Facebook is in hot water again in regard to users' privacy. According to a lawsuit (PDF) certified for class action yesterday in Northern California District Court, the social-networking giant might have violated federal privacy laws by scanning users' private messages.
According to the filing, reported earlier by The Verge, plaintiffs allege that Facebook scans the content of users' private messages, and if there's a link to a webpage contained in a message, Facebook treats it as a "like" for the page. Plaintiffs further allege that Facebook uses this data regarding "likes" to compile user profiles, which it then uses to deliver targeted advertising to users.
The current certification specifies injunctive relief, meaning the plaintiffs wouldn't receive any monetary payout, regardless of the outcome of the lawsuit. Instead, Facebook would simply be required to stop the practice. Plaintiffs have until June 8 to file any amended complaints.

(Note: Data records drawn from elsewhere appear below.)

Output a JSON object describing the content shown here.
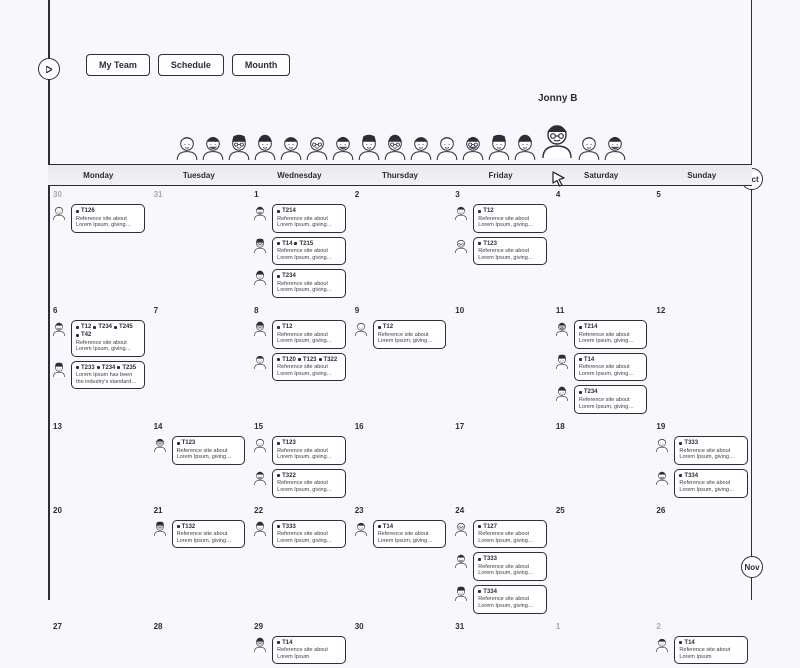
{
  "pills": {
    "team": "My Team",
    "schedule": "Schedule",
    "month": "Mounth"
  },
  "focus_user": "Jonny B",
  "months": {
    "oct": "Oct",
    "nov": "Nov"
  },
  "daynames": [
    "Monday",
    "Tuesday",
    "Wednesday",
    "Thursday",
    "Friday",
    "Saturday",
    "Sunday"
  ],
  "team_avatars": [
    1,
    2,
    3,
    4,
    5,
    6,
    7,
    8,
    9,
    10,
    11,
    12,
    13,
    14,
    15,
    16,
    17
  ],
  "cells": [
    {
      "n": "30",
      "muted": true,
      "tasks": [
        {
          "av": 1,
          "tags": [
            "T126"
          ],
          "desc": "Reference site about Lorem Ipsum, giving information on ..."
        }
      ]
    },
    {
      "n": "31",
      "muted": true,
      "tasks": []
    },
    {
      "n": "1",
      "tasks": [
        {
          "av": 2,
          "tags": [
            "T214"
          ],
          "desc": "Reference site about Lorem Ipsum, giving information on it..."
        },
        {
          "av": 3,
          "tags": [
            "T14",
            "T215"
          ],
          "desc": "Reference site about Lorem Ipsum, giving information on it..."
        },
        {
          "av": 4,
          "tags": [
            "T234"
          ],
          "desc": "Reference site about Lorem Ipsum, giving origins."
        }
      ]
    },
    {
      "n": "2",
      "tasks": []
    },
    {
      "n": "3",
      "tasks": [
        {
          "av": 5,
          "tags": [
            "T12"
          ],
          "desc": "Reference site about Lorem Ipsum, giving information on it..."
        },
        {
          "av": 6,
          "tags": [
            "T123"
          ],
          "desc": "Reference site about Lorem Ipsum, giving information."
        }
      ]
    },
    {
      "n": "4",
      "tasks": []
    },
    {
      "n": "5",
      "tasks": []
    },
    {
      "n": "6",
      "tasks": [
        {
          "av": 7,
          "tags": [
            "T12",
            "T234",
            "T245",
            "T42"
          ],
          "desc": "Reference site about Lorem Ipsum, giving information on ..."
        },
        {
          "av": 8,
          "tags": [
            "T233",
            "T234",
            "T235"
          ],
          "desc": "Lorem Ipsum has been the industry's standard dummy tex..."
        }
      ]
    },
    {
      "n": "7",
      "tasks": []
    },
    {
      "n": "8",
      "tasks": [
        {
          "av": 9,
          "tags": [
            "T12"
          ],
          "desc": "Reference site about Lorem Ipsum, giving information on it..."
        },
        {
          "av": 10,
          "tags": [
            "T120",
            "T123",
            "T322"
          ],
          "desc": "Reference site about Lorem Ipsum, giving information."
        }
      ]
    },
    {
      "n": "9",
      "tasks": [
        {
          "av": 11,
          "tags": [
            "T12"
          ],
          "desc": "Reference site about Lorem Ipsum, giving information on it..."
        }
      ]
    },
    {
      "n": "10",
      "tasks": []
    },
    {
      "n": "11",
      "tasks": [
        {
          "av": 12,
          "tags": [
            "T214"
          ],
          "desc": "Reference site about Lorem Ipsum, giving information on it..."
        },
        {
          "av": 13,
          "tags": [
            "T14"
          ],
          "desc": "Reference site about Lorem Ipsum, giving information."
        },
        {
          "av": 14,
          "tags": [
            "T234"
          ],
          "desc": "Reference site about Lorem Ipsum, giving information origins."
        }
      ]
    },
    {
      "n": "12",
      "tasks": []
    },
    {
      "n": "13",
      "tasks": []
    },
    {
      "n": "14",
      "tasks": [
        {
          "av": 15,
          "tags": [
            "T123"
          ],
          "desc": "Reference site about Lorem Ipsum, giving information on it..."
        }
      ]
    },
    {
      "n": "15",
      "tasks": [
        {
          "av": 16,
          "tags": [
            "T123"
          ],
          "desc": "Reference site about Lorem Ipsum, giving information."
        },
        {
          "av": 17,
          "tags": [
            "T322"
          ],
          "desc": "Reference site about Lorem Ipsum, giving information."
        }
      ]
    },
    {
      "n": "16",
      "tasks": []
    },
    {
      "n": "17",
      "tasks": []
    },
    {
      "n": "18",
      "tasks": []
    },
    {
      "n": "19",
      "tasks": [
        {
          "av": 1,
          "tags": [
            "T333"
          ],
          "desc": "Reference site about Lorem Ipsum, giving information."
        },
        {
          "av": 2,
          "tags": [
            "T334"
          ],
          "desc": "Reference site about Lorem Ipsum, giving information origins."
        }
      ]
    },
    {
      "n": "20",
      "tasks": []
    },
    {
      "n": "21",
      "tasks": [
        {
          "av": 3,
          "tags": [
            "T132"
          ],
          "desc": "Reference site about Lorem Ipsum, giving information on it..."
        }
      ]
    },
    {
      "n": "22",
      "tasks": [
        {
          "av": 4,
          "tags": [
            "T333"
          ],
          "desc": "Reference site about Lorem Ipsum, giving information."
        }
      ]
    },
    {
      "n": "23",
      "tasks": [
        {
          "av": 5,
          "tags": [
            "T14"
          ],
          "desc": "Reference site about Lorem Ipsum, giving information."
        }
      ]
    },
    {
      "n": "24",
      "tasks": [
        {
          "av": 6,
          "tags": [
            "T127"
          ],
          "desc": "Reference site about Lorem Ipsum, giving information."
        },
        {
          "av": 7,
          "tags": [
            "T333"
          ],
          "desc": "Reference site about Lorem Ipsum, giving information."
        },
        {
          "av": 8,
          "tags": [
            "T334"
          ],
          "desc": "Reference site about Lorem Ipsum, giving information origins."
        }
      ]
    },
    {
      "n": "25",
      "tasks": []
    },
    {
      "n": "26",
      "tasks": []
    },
    {
      "n": "27",
      "tasks": []
    },
    {
      "n": "28",
      "tasks": []
    },
    {
      "n": "29",
      "tasks": [
        {
          "av": 9,
          "tags": [
            "T14"
          ],
          "desc": "Reference site about Lorem Ipsum"
        }
      ]
    },
    {
      "n": "30",
      "tasks": []
    },
    {
      "n": "31",
      "tasks": []
    },
    {
      "n": "1",
      "muted": true,
      "tasks": []
    },
    {
      "n": "2",
      "muted": true,
      "tasks": [
        {
          "av": 10,
          "tags": [
            "T14"
          ],
          "desc": "Reference site about Lorem Ipsum"
        }
      ]
    }
  ]
}
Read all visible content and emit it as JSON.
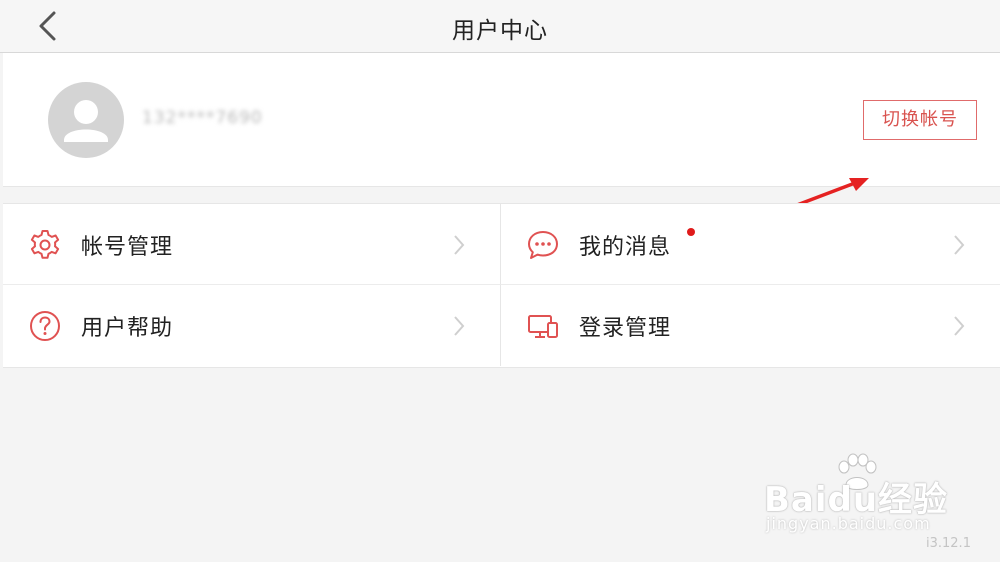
{
  "header": {
    "title": "用户中心",
    "back_icon": "chevron-left-icon"
  },
  "profile": {
    "avatar_icon": "user-avatar-icon",
    "phone": "132****7690",
    "switch_account_label": "切换帐号"
  },
  "menu": {
    "items": [
      {
        "label": "帐号管理",
        "icon": "gear-icon",
        "has_dot": false
      },
      {
        "label": "我的消息",
        "icon": "chat-bubble-icon",
        "has_dot": true
      },
      {
        "label": "用户帮助",
        "icon": "question-circle-icon",
        "has_dot": false
      },
      {
        "label": "登录管理",
        "icon": "devices-icon",
        "has_dot": false
      }
    ]
  },
  "watermark": {
    "main": "Baidu经验",
    "sub": "jingyan.baidu.com"
  },
  "version": "i3.12.1",
  "colors": {
    "accent": "#d9534f",
    "icon": "#e05252",
    "badge": "#e01b1b",
    "background": "#f4f4f4"
  }
}
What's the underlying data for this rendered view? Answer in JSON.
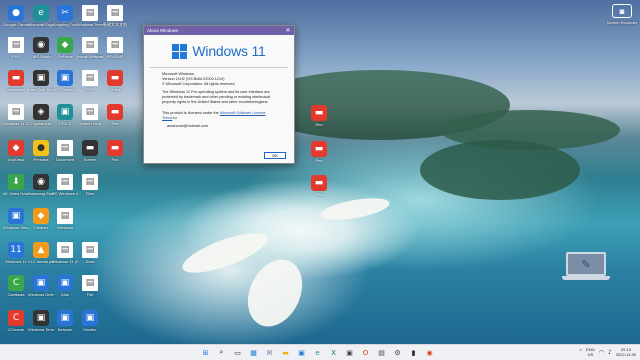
{
  "desktop": {
    "icons": [
      {
        "label": "Google Chrome",
        "glyph": "●",
        "style": "g-blue",
        "col": 0,
        "row": 0
      },
      {
        "label": "Microsoft Edge",
        "glyph": "e",
        "style": "g-teal",
        "col": 1,
        "row": 0
      },
      {
        "label": "Snipping Tool",
        "glyph": "✂",
        "style": "g-blue",
        "col": 2,
        "row": 0
      },
      {
        "label": "Windows Terminal",
        "glyph": "▤",
        "style": "g-doc",
        "col": 3,
        "row": 0
      },
      {
        "label": "新建文本文档",
        "glyph": "▤",
        "style": "g-doc",
        "col": 4,
        "row": 0
      },
      {
        "label": "PDF",
        "glyph": "▤",
        "style": "g-doc",
        "col": 0,
        "row": 1
      },
      {
        "label": "OBS Studio",
        "glyph": "◉",
        "style": "g-dark",
        "col": 1,
        "row": 1
      },
      {
        "label": "GeForce",
        "glyph": "◆",
        "style": "g-green",
        "col": 2,
        "row": 1
      },
      {
        "label": "Install Software",
        "glyph": "▤",
        "style": "g-doc",
        "col": 3,
        "row": 1
      },
      {
        "label": "README",
        "glyph": "▤",
        "style": "g-doc",
        "col": 4,
        "row": 1
      },
      {
        "label": "download",
        "glyph": "▬",
        "style": "g-red",
        "col": 0,
        "row": 2
      },
      {
        "label": "Hard Disk Sentinel",
        "glyph": "▣",
        "style": "g-dark",
        "col": 1,
        "row": 2
      },
      {
        "label": "TV Server",
        "glyph": "▣",
        "style": "g-blue",
        "col": 2,
        "row": 2
      },
      {
        "label": "PDF",
        "glyph": "▤",
        "style": "g-doc",
        "col": 3,
        "row": 2
      },
      {
        "label": "Video",
        "glyph": "▬",
        "style": "g-red",
        "col": 4,
        "row": 2
      },
      {
        "label": "Windows 11 22H2 Upgrade",
        "glyph": "▤",
        "style": "g-doc",
        "col": 0,
        "row": 3
      },
      {
        "label": "CrystalDisk",
        "glyph": "◈",
        "style": "g-dark",
        "col": 1,
        "row": 3
      },
      {
        "label": "CPU-Z",
        "glyph": "▣",
        "style": "g-teal",
        "col": 2,
        "row": 3
      },
      {
        "label": "Search Help",
        "glyph": "▤",
        "style": "g-doc",
        "col": 3,
        "row": 3
      },
      {
        "label": "Rec",
        "glyph": "▬",
        "style": "g-red",
        "col": 4,
        "row": 3
      },
      {
        "label": "AnyDesk",
        "glyph": "◆",
        "style": "g-red",
        "col": 0,
        "row": 4
      },
      {
        "label": "Persona",
        "glyph": "●",
        "style": "g-yellow",
        "col": 1,
        "row": 4
      },
      {
        "label": "Document",
        "glyph": "▤",
        "style": "g-doc",
        "col": 2,
        "row": 4
      },
      {
        "label": "Screen",
        "glyph": "▬",
        "style": "g-dark",
        "col": 3,
        "row": 4
      },
      {
        "label": "Rec",
        "glyph": "▬",
        "style": "g-red",
        "col": 4,
        "row": 4
      },
      {
        "label": "4K Video Downloader",
        "glyph": "⬇",
        "style": "g-green",
        "col": 0,
        "row": 5
      },
      {
        "label": "Samsung Studio",
        "glyph": "◉",
        "style": "g-dark",
        "col": 1,
        "row": 5
      },
      {
        "label": "PC Windows Apps",
        "glyph": "▤",
        "style": "g-doc",
        "col": 2,
        "row": 5
      },
      {
        "label": "Files",
        "glyph": "▤",
        "style": "g-doc",
        "col": 3,
        "row": 5
      },
      {
        "label": "Windows Setup",
        "glyph": "▣",
        "style": "g-blue",
        "col": 0,
        "row": 6
      },
      {
        "label": "Cleaner",
        "glyph": "◆",
        "style": "g-orange",
        "col": 1,
        "row": 6
      },
      {
        "label": "Windows",
        "glyph": "▤",
        "style": "g-doc",
        "col": 2,
        "row": 6
      },
      {
        "label": "Windows 11",
        "glyph": "11",
        "style": "g-blue",
        "col": 0,
        "row": 7
      },
      {
        "label": "VLC media player",
        "glyph": "▲",
        "style": "g-orange",
        "col": 1,
        "row": 7
      },
      {
        "label": "Windows 11 (Wallp)",
        "glyph": "▤",
        "style": "g-doc",
        "col": 2,
        "row": 7
      },
      {
        "label": "Docs",
        "glyph": "▤",
        "style": "g-doc",
        "col": 3,
        "row": 7
      },
      {
        "label": "Camtasia",
        "glyph": "C",
        "style": "g-green",
        "col": 0,
        "row": 8
      },
      {
        "label": "Windows Defender",
        "glyph": "▣",
        "style": "g-blue",
        "col": 1,
        "row": 8
      },
      {
        "label": "Disk",
        "glyph": "▣",
        "style": "g-blue",
        "col": 2,
        "row": 8
      },
      {
        "label": "File",
        "glyph": "▤",
        "style": "g-doc",
        "col": 3,
        "row": 8
      },
      {
        "label": "CCleaner",
        "glyph": "C",
        "style": "g-red",
        "col": 0,
        "row": 9
      },
      {
        "label": "Windows Terminal",
        "glyph": "▣",
        "style": "g-dark",
        "col": 1,
        "row": 9
      },
      {
        "label": "Network",
        "glyph": "▣",
        "style": "g-blue",
        "col": 2,
        "row": 9
      },
      {
        "label": "Monitor",
        "glyph": "▣",
        "style": "g-blue",
        "col": 3,
        "row": 9
      }
    ],
    "right_icons": [
      {
        "label": "Rec",
        "glyph": "▬",
        "style": "g-red"
      },
      {
        "label": "Rec",
        "glyph": "▬",
        "style": "g-red"
      },
      {
        "label": "Rec",
        "glyph": "▬",
        "style": "g-red"
      }
    ],
    "camera_label": "Screen Recorder"
  },
  "about": {
    "title": "About Windows",
    "close": "✕",
    "logo_text": "Windows 11",
    "line1": "Microsoft Windows",
    "line2": "Version 21H2 (OS Build 22000.1219)",
    "line3": "© Microsoft Corporation. All rights reserved.",
    "para": "The Windows 11 Pro operating system and its user interface are protected by trademark and other pending or existing intellectual property rights in the United States and other countries/regions.",
    "license_prefix": "This product is licensed under the ",
    "license_link": "Microsoft Software License Terms",
    "license_suffix": " to:",
    "email": "amancote@hotmail.com",
    "ok": "OK"
  },
  "taskbar": {
    "icons": [
      {
        "name": "start-icon",
        "glyph": "⊞",
        "color": "#1e7ad6"
      },
      {
        "name": "search-icon",
        "glyph": "⌕",
        "color": "#222222"
      },
      {
        "name": "task-view-icon",
        "glyph": "▭",
        "color": "#222222"
      },
      {
        "name": "widgets-icon",
        "glyph": "▦",
        "color": "#1e7ad6"
      },
      {
        "name": "chat-icon",
        "glyph": "✉",
        "color": "#6f60a8"
      },
      {
        "name": "file-explorer-icon",
        "glyph": "▬",
        "color": "#e9b51c"
      },
      {
        "name": "store-icon",
        "glyph": "▣",
        "color": "#1e7ad6"
      },
      {
        "name": "edge-icon",
        "glyph": "e",
        "color": "#1f8f9a"
      },
      {
        "name": "excel-icon",
        "glyph": "X",
        "color": "#1f7a44"
      },
      {
        "name": "app-icon",
        "glyph": "▣",
        "color": "#444444"
      },
      {
        "name": "office-icon",
        "glyph": "O",
        "color": "#d6402a"
      },
      {
        "name": "notes-icon",
        "glyph": "▤",
        "color": "#444444"
      },
      {
        "name": "settings-icon",
        "glyph": "⚙",
        "color": "#444444"
      },
      {
        "name": "terminal-icon",
        "glyph": "▮",
        "color": "#222222"
      },
      {
        "name": "recorder-icon",
        "glyph": "◉",
        "color": "#d6402a"
      }
    ],
    "lang_top": "ENG",
    "lang_bottom": "US",
    "time": "20:13",
    "date": "2022-11-30"
  }
}
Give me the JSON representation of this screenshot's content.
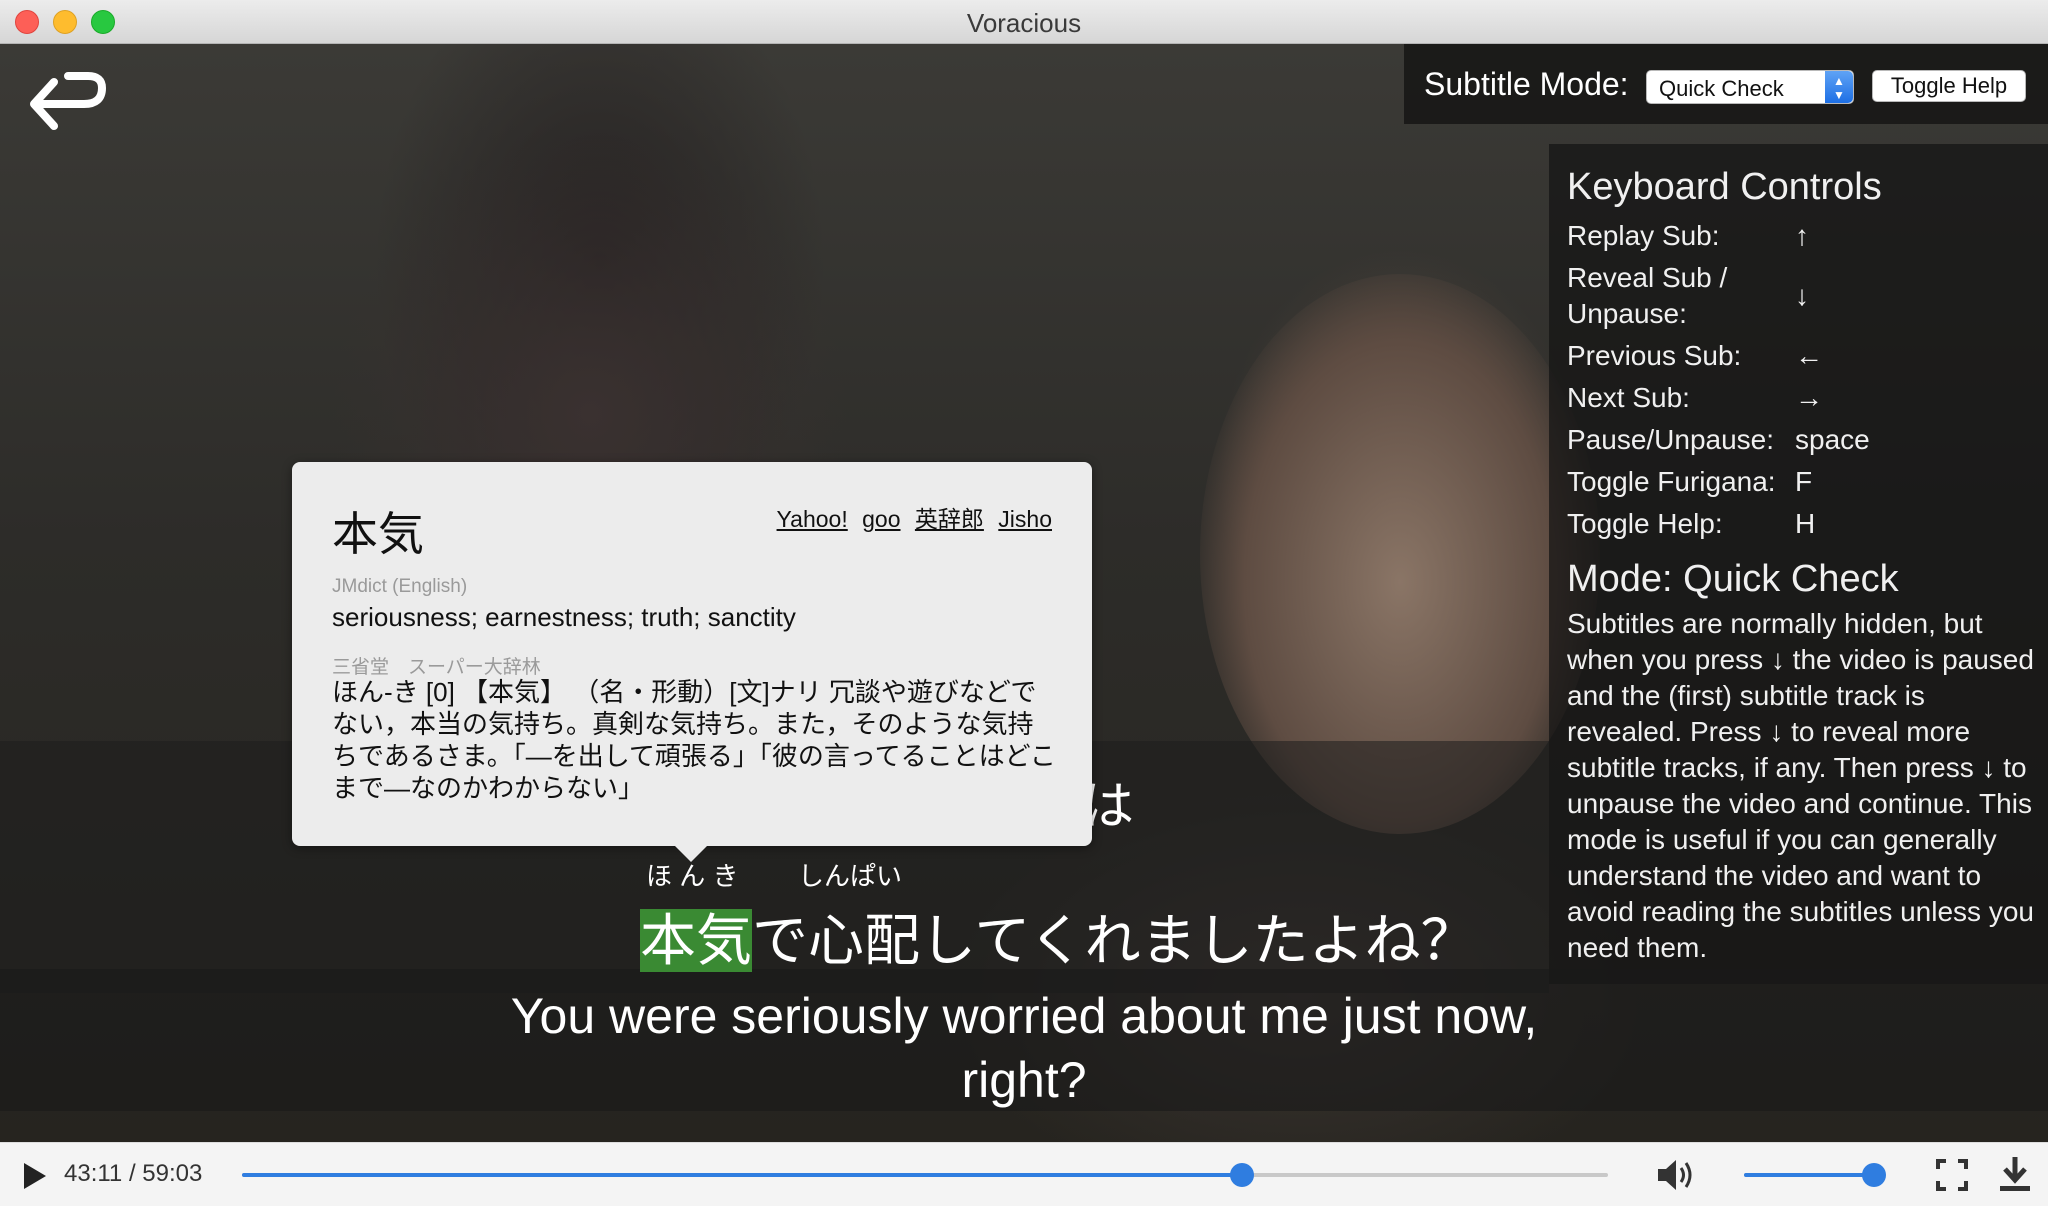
{
  "window": {
    "title": "Voracious"
  },
  "toolbar": {
    "subtitle_mode_label": "Subtitle Mode:",
    "subtitle_mode_value": "Quick Check",
    "toggle_help_label": "Toggle Help"
  },
  "help": {
    "title": "Keyboard Controls",
    "keys": [
      {
        "label": "Replay Sub:",
        "key": "↑"
      },
      {
        "label": "Reveal Sub /",
        "label2": "Unpause:",
        "key": "↓"
      },
      {
        "label": "Previous Sub:",
        "key": "←"
      },
      {
        "label": "Next Sub:",
        "key": "→"
      },
      {
        "label": "Pause/Unpause:",
        "key": "space"
      },
      {
        "label": "Toggle Furigana:",
        "key": "F"
      },
      {
        "label": "Toggle Help:",
        "key": "H"
      }
    ],
    "mode_title": "Mode: Quick Check",
    "mode_description": "Subtitles are normally hidden, but when you press ↓ the video is paused and the (first) subtitle track is revealed. Press ↓ to reveal more subtitle tracks, if any. Then press ↓ to unpause the video and continue. This mode is useful if you can generally understand the video and want to avoid reading the subtitles unless you need them."
  },
  "popup": {
    "word": "本気",
    "links": [
      "Yahoo!",
      "goo",
      "英辞郎",
      "Jisho"
    ],
    "source1": "JMdict (English)",
    "definition1": "seriousness; earnestness; truth; sanctity",
    "source2": "三省堂　スーパー大辞林",
    "definition2": "ほん-き [0] 【本気】 （名・形動）[文]ナリ 冗談や遊びなどでない，本当の気持ち。真剣な気持ち。また，そのような気持ちであるさま。「—を出して頑張る」「彼の言ってることはどこまで—なのかわからない」"
  },
  "subtitles": {
    "jp_line1": "さっきは",
    "jp_ruby1": "ほ ん き",
    "jp_ruby2": "しんぱい",
    "jp_highlight": "本気",
    "jp_rest": "で心配してくれましたよね？",
    "en_line1": "You were seriously worried about me just now,",
    "en_line2": "right?"
  },
  "player": {
    "time": "43:11 / 59:03",
    "progress_fraction": 0.732,
    "volume_fraction": 0.93
  }
}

In response to CNET's request for comment, a Facebook spokesperson said the company had long ago stopped the practice of turning embedded links in private messages into "likes" and added:
"We agree with the court's finding that the alleged conduct did not result in any actual harm and that it would be inappropriate to allow plaintiffs to seek damages on a class-wide basis. The remaining claims relate to historical practices that are entirely lawful, and we look forward to resolving those claims on the merits."